Increase Transparency

  • The Rule includes CMS’s public release of State Marketplace operations data, such as spending on outreach, education, and marketing, and call center metrics to increase transparency, efficiency, and accountability. Beginning January 1, 2026, CMS will also release aggregated, summarized Quality Improvement Strategy (“QIS”) information annually, with an aim to improve the quality of health care coverage.

Further Refining the HHS-operated Risk Adjustment Program

  • CMS is recalibrating the risk adjustment models beginning in the 2026 benefit year using 2020-2022 data. It will also phase out market pricing adjustment to plan liability associated with Hepatitis C drugs (aligning these drugs with other specialty drugs) and add HIV pre-exposure prophylaxis (PrEP) drugs to the risk adjustment models as another factor for both children and adults (increasing coverage and access to care for these patients).
  • CMS is making changes to the initial and second validation audit policies required for issuers offering risk adjustment covered plans to improve the precision of these audits and the risk adjustment results.
  • Issuers of risk adjustment covered plans can appeal second validation audit risk adjustment results or error rate findings if the amount in dispute exceeds the materiality threshold for filing. CMS finalized a second materiality threshold to rerun the results if the appeal is successful. That threshold is met if the financial impact on the issuer is at least $10,000. It is expected that this would reduce administrative costs both to issuers and the government.
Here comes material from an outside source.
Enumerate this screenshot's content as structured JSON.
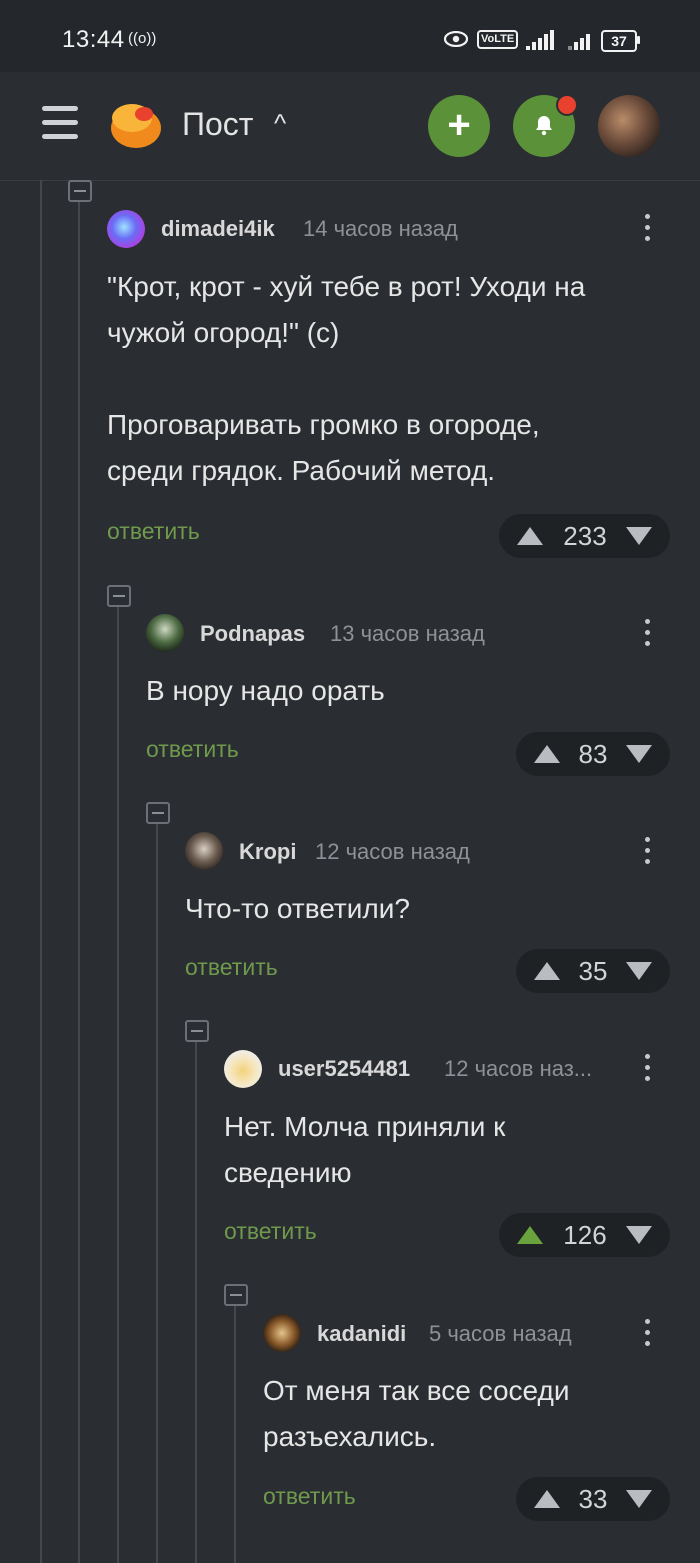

Strengthening the Marketplace’s Impact on Consumers

  • The Rule establishes a user fee rate of 2.5% of monthly premiums for the federal Marketplace, and 2.0% of monthly premiums for state-based Marketplaces on the federal platform. If enhanced premium tax credit subsidies are extended for consumers through the 2026 benefit year by July 31, 2025, then the user fee rates would be reduced to 2.2% and 1.8% of total monthly premiums, respectively.
  • The Rule finalizes a $0.20 per member per month risk adjustment user fee for the 2026 benefit year.
  • CMS revised its methodology to update its Actuarial Value Calculator to calculate an issuer’s level of coverage (i.e., metal tier) so that only a single, final version of it is published each year.
  • The Rule includes guidance for State Marketplaces to review and resolve data inaccuracies and send them to HHS within 60 days of receipt of completed submissions from issuers. This would help efficiently resolve issues with accurate and timely payments of APTC to consumers and increase their access to health care coverage.
  • The Rule adds the clarification that the Marketplace may deny QHP certification to any plan failing to meet certain criteria. Issuers may request reconsideration of a denial, provided that they submit a written request of reconsideration with clear and convincing evidence that the denial was in error.

FOOTNOTES

[1] The Rule is not impacted by President Trump’s pause of agency action since the Rule’s effective is before the Executive Order was issued on January 20, 2025.